Eugene Marckx

Moira's Mountain, fiction, Issue 25, December 1, 2013


Birthdate? February 14, 1941

When did you start writing? In college in the sixties, first dark short stories and then poetry.

What themes do you like to write about? Most of my writing reflects the "wounded male" experience. I try to ask my protagonists questions that allow for some eventual healing and connection or at least a hope for these.

What books and/or stories have most resonated with you as an author? Besides Ursula LeGuinn and the canon of fantasy writers, I find greater and greater value in several of the stories collected by the Brothers Grimm, especially "The Juniper Tree," "The Devil with Three Golden Hairs," "The Water of Life," "Bearskin," "The Two Travelers," and "Iron Hans."

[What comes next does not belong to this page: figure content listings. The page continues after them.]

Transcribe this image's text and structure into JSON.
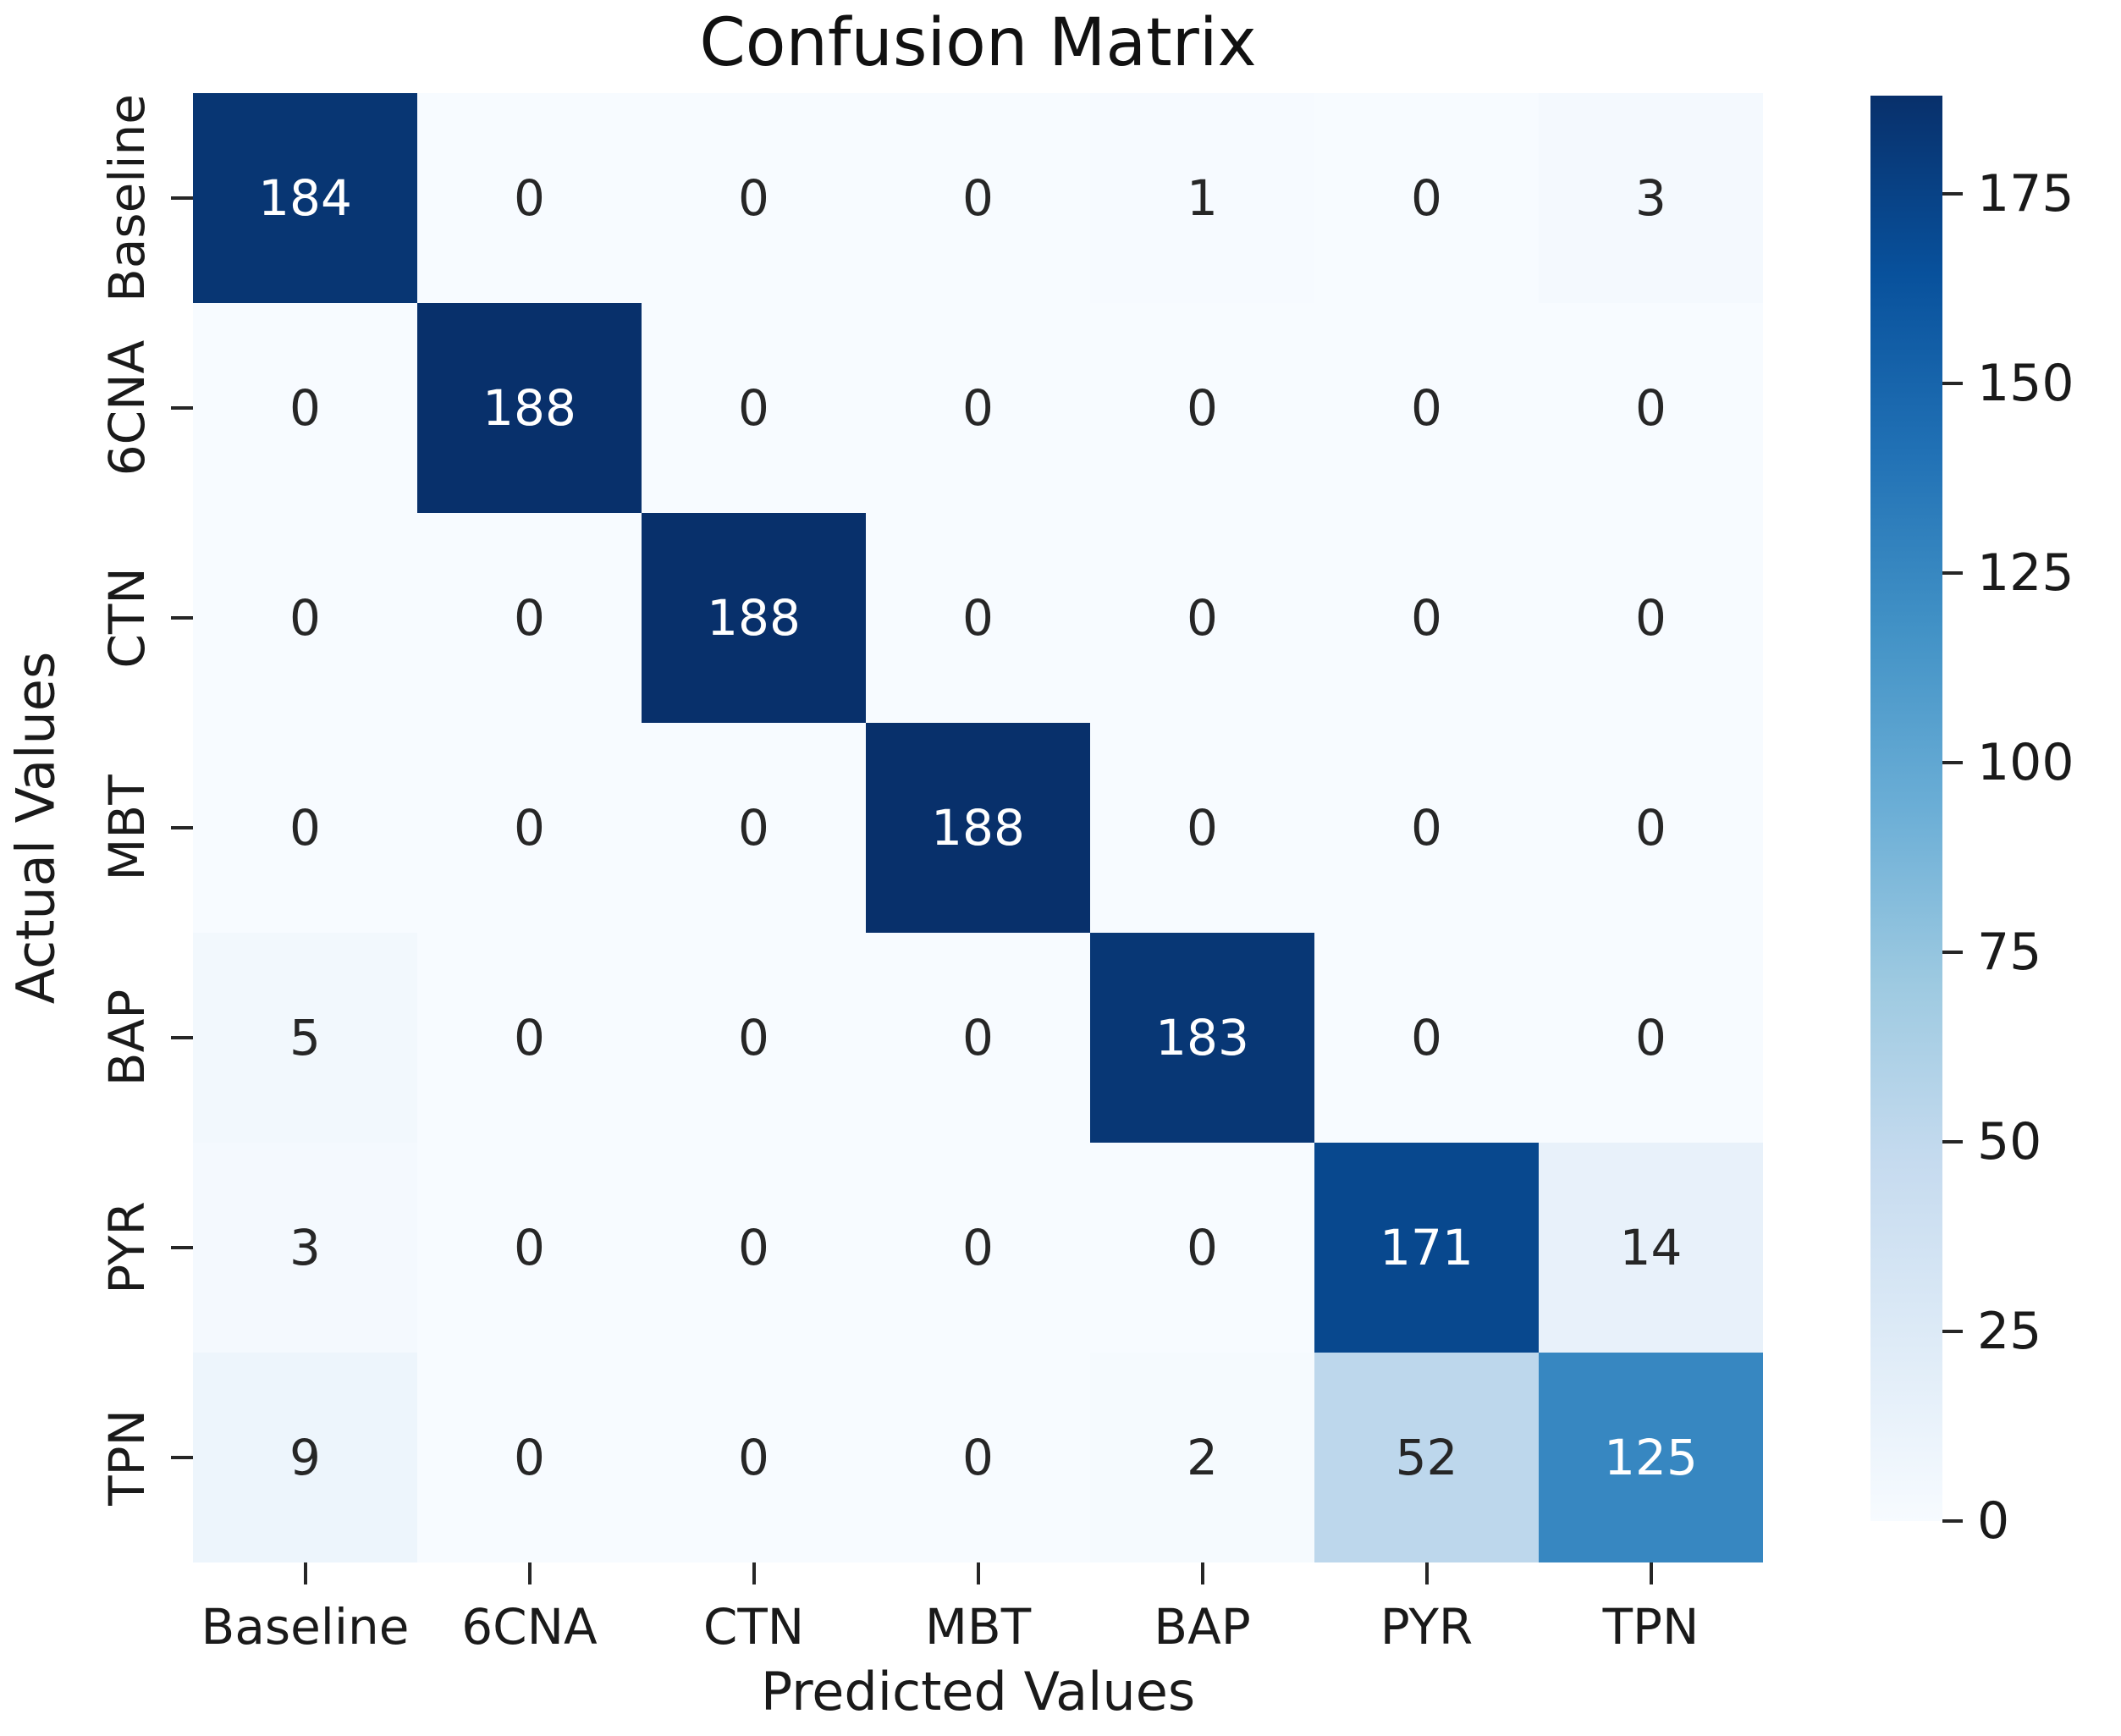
{
  "chart_data": {
    "type": "heatmap",
    "title": "Confusion Matrix",
    "xlabel": "Predicted Values",
    "ylabel": "Actual Values",
    "x_categories": [
      "Baseline",
      "6CNA",
      "CTN",
      "MBT",
      "BAP",
      "PYR",
      "TPN"
    ],
    "y_categories": [
      "Baseline",
      "6CNA",
      "CTN",
      "MBT",
      "BAP",
      "PYR",
      "TPN"
    ],
    "matrix": [
      [
        184,
        0,
        0,
        0,
        1,
        0,
        3
      ],
      [
        0,
        188,
        0,
        0,
        0,
        0,
        0
      ],
      [
        0,
        0,
        188,
        0,
        0,
        0,
        0
      ],
      [
        0,
        0,
        0,
        188,
        0,
        0,
        0
      ],
      [
        5,
        0,
        0,
        0,
        183,
        0,
        0
      ],
      [
        3,
        0,
        0,
        0,
        0,
        171,
        14
      ],
      [
        9,
        0,
        0,
        0,
        2,
        52,
        125
      ]
    ],
    "vmin": 0,
    "vmax": 188,
    "colorbar_ticks": [
      0,
      25,
      50,
      75,
      100,
      125,
      150,
      175
    ],
    "legend_position": "right",
    "grid": false,
    "colormap": {
      "name": "Blues",
      "anchors": [
        "#f7fbff",
        "#deebf7",
        "#c6dbef",
        "#9ecae1",
        "#6baed6",
        "#4292c6",
        "#2171b5",
        "#08519c",
        "#08306b"
      ]
    },
    "colors": {
      "annotation_light": "#ffffff",
      "annotation_dark": "#262626",
      "tick": "#262626",
      "text": "#1a1a1a"
    }
  }
}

Why? How do these stories and their characters find expression in your work? I am attracted to unembellished "folk wisdom." Set down in the Brothers Grimm collections, these tales might seem flat. But as an oral storyteller I keep finding bits of my own experience connecting to these narratives and so I have been working through my own versions of these stories that I learn to tell--and so internalize. As a result, the so-called "magic" in these tales is grounded in a long-standing folk wisdom that connects me to my life.

Biography
For the last twelve years I have been learning and growing in a men's group that explores story, myth and ritual on a path toward inner work. These men like my stories that come dark but with a measure of insight.

Before that I worked nights in a bakery--another kind of darkness and heat. I kept rewriting a novel about a Native American, with a working title of Broken Charlie. I have heard that the primary audience of a writer is the writer. In this way I learned a lot from old Charlie. And so these days I practice the sweat lodge tradition--I who was raised a good Catholic altar boy! Who could have guessed?

I have just completed a fantasy novel with a Brothers Grimm tale at the heart of it. And so my own work for personal change continues.